Formulated a large Language Model (LLM) by fine tuning pre-trained BERT transformer ,that can accurately classify disease name based on short description of symptoms.
Deployed this system as a Flask-based web application, ensuring seamless accessibility and user-friendly interaction.
Create a conda environment using environment file , activate that environment and the run the app.py file. if run sucessfully, you should be able to access the web app at localhost.
Example:-
# clone repo
git clone git@github.com:0x1h0b/Text-to-Disease-Classification.git
# create environment
conda env create --name <envname> --file=environments.yml
# activate env
conda activate <envname>
# run app.py
python app.py
Used below kaggle dataset to fine tune the BERT model
Kaggle:// disease-symptom-description-dataset
- Data is equally Balanced, 120 symptom lists/entries for each 43 disease.
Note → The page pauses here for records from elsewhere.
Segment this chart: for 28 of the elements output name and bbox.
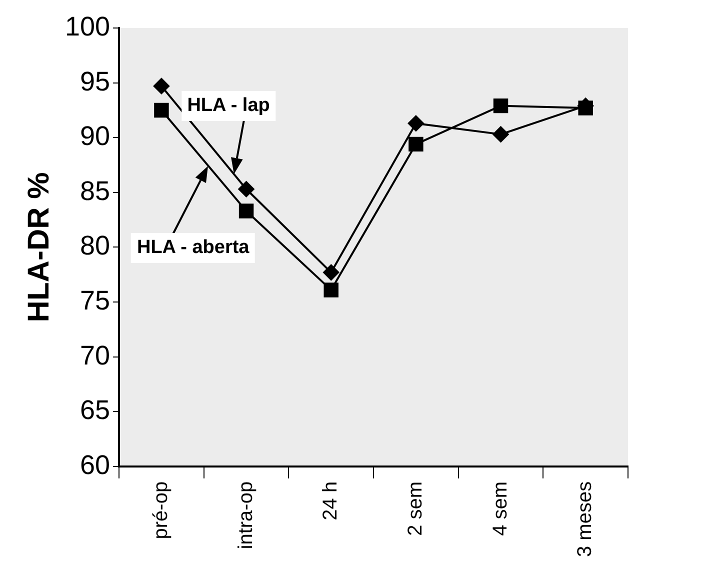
point [153,78,170,94]
x-tick-label: 24 h [320,481,342,520]
y-axis-title: HLA-DR % [22,172,56,322]
x-tick-label: intra-op [234,481,257,550]
point [408,115,424,132]
y-tick-label: 90 [80,121,110,152]
point [323,264,340,280]
series-label: HLA - lap [181,90,276,121]
y-tick-label: 65 [80,395,110,426]
y-tick-label: 85 [80,176,110,206]
x-tick-label: 4 sem [489,481,512,536]
y-tick-label: 80 [80,230,110,261]
x-tick-label: 3 meses [574,481,596,558]
point [492,126,509,142]
y-tick-label: 70 [80,340,110,370]
x-tick-label: 2 sem [404,481,426,536]
point [238,204,254,218]
point [238,181,254,198]
point [324,282,338,298]
y-tick-label: 100 [64,11,110,42]
point [154,102,169,118]
y-tick-label: 60 [80,450,110,480]
y-tick-label: 75 [80,285,110,316]
series-label: HLA - aberta [130,232,256,263]
y-tick-label: 95 [80,66,110,96]
point [408,136,424,152]
point [493,98,508,114]
x-tick-label: pré-op [150,481,172,540]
- all disease have corresponding description and precautions
- visualised the count plot of individual symptom.
- type of symptoms are more balanced and diverse in symptom1 and symptom2 feature column.
- removed all chars other then aplha-numeric. removed extra spaces.
- Used OOP by defining custom Dataset and Model class to load dataset and fine tune BERT model.
- Used K fold cross Validation for Training and evaluation of model.
- Trained the model for 3 epochs for 5 folds
- FOLD 1 , Epoch: 2 ,loss : 3.163252592086792 , accuracy :0.991869918699187
- FOLD 2 , Epoch: 2 ,loss : 3.164623737335205 , accuracy :0.9956808943089431
- FOLD 3 , Epoch: 2 ,loss : 3.1687734127044678 , accuracy :0.9852642276422764
- FOLD 4 , Epoch: 2 ,loss : 3.1720407009124756 , accuracy :0.9933943089430894
- FOLD 5 , Epoch: 2 ,loss : 3.1956565380096436 , accuracy :0.9784044715447154
when you enter the top 7 symptoms in the flask web app , it will display the top 5 disease based on the symptoms.